Enfin, on remarque que la première piste de Grossmann et Tutin (2003 : 9) proposant une description du sens de la collocation lorsqu’elle est opaque et de ses propriétés syntaxiques est plus rarement appliquée dans les ouvrages. D’abord, par définition, les collocations sont rarement opaques (ce sont les locutions qui le sont), et les dictionnaires spécialisés dans ce phénomène linguistique visent plus une fonction d’encodage que de décodage. C’est donc du côté du dictionnaire de spécialité que l’on trouvera un exemple où le sens de la

collocation est décrit : dans le Dictionnaire analytique de la distribution, par exemple, un ouvrage qui s’adresse à la fois « à tous ceux qui désirent comprendre le monde de la distribution » (Dancette, dans la préface du Dictionnaire analytique de la distribution) et aux traducteurs, aux étudiants… qui doivent également rédiger des textes sur ce domaine. Les objectifs de ce dictionnaire dépassent donc ceux du dictionnaire de production, d’encodage, mais sa clarté et la sobriété avec laquelle les auteurs réussissent à illustrer les collocations et à mettre en relation différents termes du domaine, que ce soit dans les précisions sémantiques, les relations internotionnelles ou les exemples en contexte, méritent toute l’attention. La présence d’exemples peut être notée également dans plusieurs

dictionnaires; ils sont généralement extraits ou inspirés de corpus de manière à représenter l’usage. Quant aux propriétés syntaxiques des collocations, certaines sont décrites dans plusieurs des ouvrages, comme la place de l’adjectif, dans le Dictionnaire des combinaisons de mots et le Lexique actif du français notamment. D’autres relations formelles sont

également mises en relief dans quelques dictionnaires, comme, dans le Lexique de

cooccurrents, la possibilité qu’une même base appelle des collocatifs dérivés, de la même famille.

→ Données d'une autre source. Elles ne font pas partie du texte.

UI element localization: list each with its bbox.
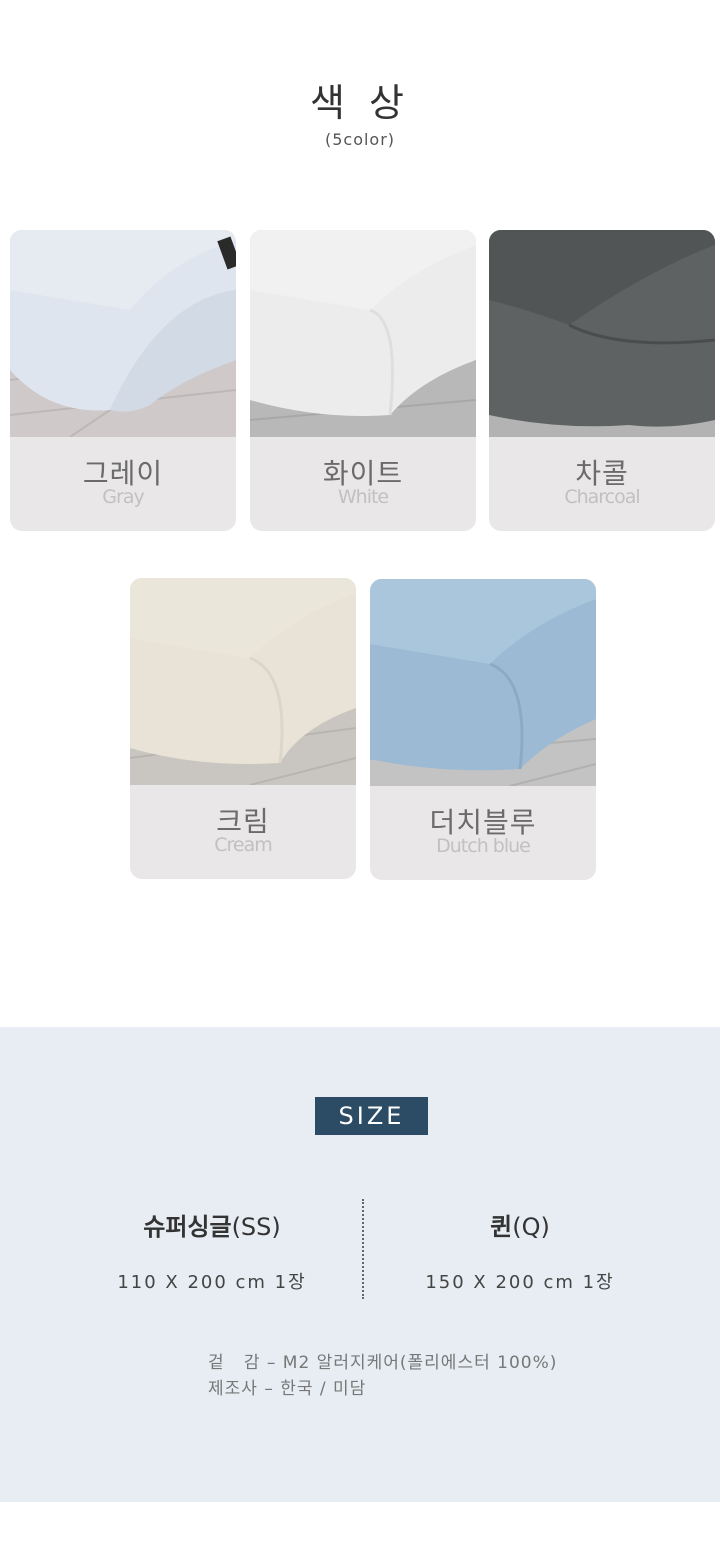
size-name: 퀸(Q) — [370, 1207, 670, 1242]
maker-line: 제조사 – 한국 / 미담 — [208, 1379, 367, 1399]
product-photo-white — [250, 230, 476, 437]
size-name: 슈퍼싱글(SS) — [62, 1207, 362, 1242]
color-name-en: Cream — [214, 834, 273, 856]
color-card-white: 화이트 White — [250, 230, 476, 531]
size-name-ko: 슈퍼싱글 — [143, 1213, 232, 1241]
product-photo-dutch-blue — [370, 579, 596, 786]
color-card-charcoal: 차콜 Charcoal — [489, 230, 715, 531]
color-card-dutch-blue: 더치블루 Dutch blue — [370, 579, 596, 880]
product-photo-cream — [130, 578, 356, 785]
color-name-en: Gray — [102, 486, 144, 508]
size-queen: 퀸(Q) 150 X 200 cm 1장 — [370, 1207, 670, 1294]
material-line: 겉 감 – M2 알러지케어(폴리에스터 100%) — [208, 1353, 558, 1373]
color-header: 색 상 (5color) — [0, 0, 720, 200]
size-section: SIZE 슈퍼싱글(SS) 110 X 200 cm 1장 퀸(Q) 150 X… — [0, 1027, 720, 1502]
size-dimensions: 150 X 200 cm 1장 — [425, 1272, 615, 1293]
color-name-en: White — [337, 486, 389, 508]
color-card-gray: 그레이 Gray — [10, 230, 236, 531]
size-badge: SIZE — [315, 1097, 428, 1135]
color-name-en: Dutch blue — [436, 835, 531, 857]
size-name-ko: 퀸 — [490, 1213, 513, 1241]
product-info: 겉 감 – M2 알러지케어(폴리에스터 100%) 제조사 – 한국 / 미담 — [208, 1350, 557, 1402]
page-subtitle: (5color) — [324, 130, 396, 149]
size-super-single: 슈퍼싱글(SS) 110 X 200 cm 1장 — [62, 1207, 362, 1294]
size-code: (Q) — [512, 1213, 550, 1241]
color-name-en: Charcoal — [564, 486, 640, 508]
color-card-cream: 크림 Cream — [130, 578, 356, 879]
size-code: (SS) — [231, 1213, 281, 1241]
page-title: 색 상 — [310, 81, 410, 125]
product-photo-charcoal — [489, 230, 715, 437]
product-photo-gray — [10, 230, 236, 437]
size-divider — [362, 1199, 364, 1299]
size-dimensions: 110 X 200 cm 1장 — [117, 1272, 307, 1293]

Toutes ces données convergentes puisées dans l’expérience lexicographique seront à prendre en compte dans la conception de l’« objet » que nous élaborons ici, rappelons-le, un modèle d’article de dictionnaire de collocations du lexique scientifique transdisciplinaire (LST), mais la simple présence des différents éléments au sein d’un article ne suffit pas dans une perspective didactique pour l’élaboration d’un tel dictionnaire d’encodage. En effet, comme pour un dictionnaire d’apprentissage, après avoir regroupé les informations, il est essentiel de :

- les présenter de façon claire, structurée et modulable, de façon à favoriser l’intégration, la mémorisation, c.-à-d., la construction du savoir, ce qui suppose une didactisation poussée et une typographie/un graphisme, une présentation (à l’écran) appropriés,

- rendre ces informations facilement accessibles en multipliant les voies d’accès.

(Binon, Selva et Verlinde, 2002 : 12).

Ainsi, les préoccupations pédagogiques des lexicographes peuvent rejoindre celles des enseignants de langue et des chercheurs en didactique du lexique, ce que nous explorerons dans la section suivante.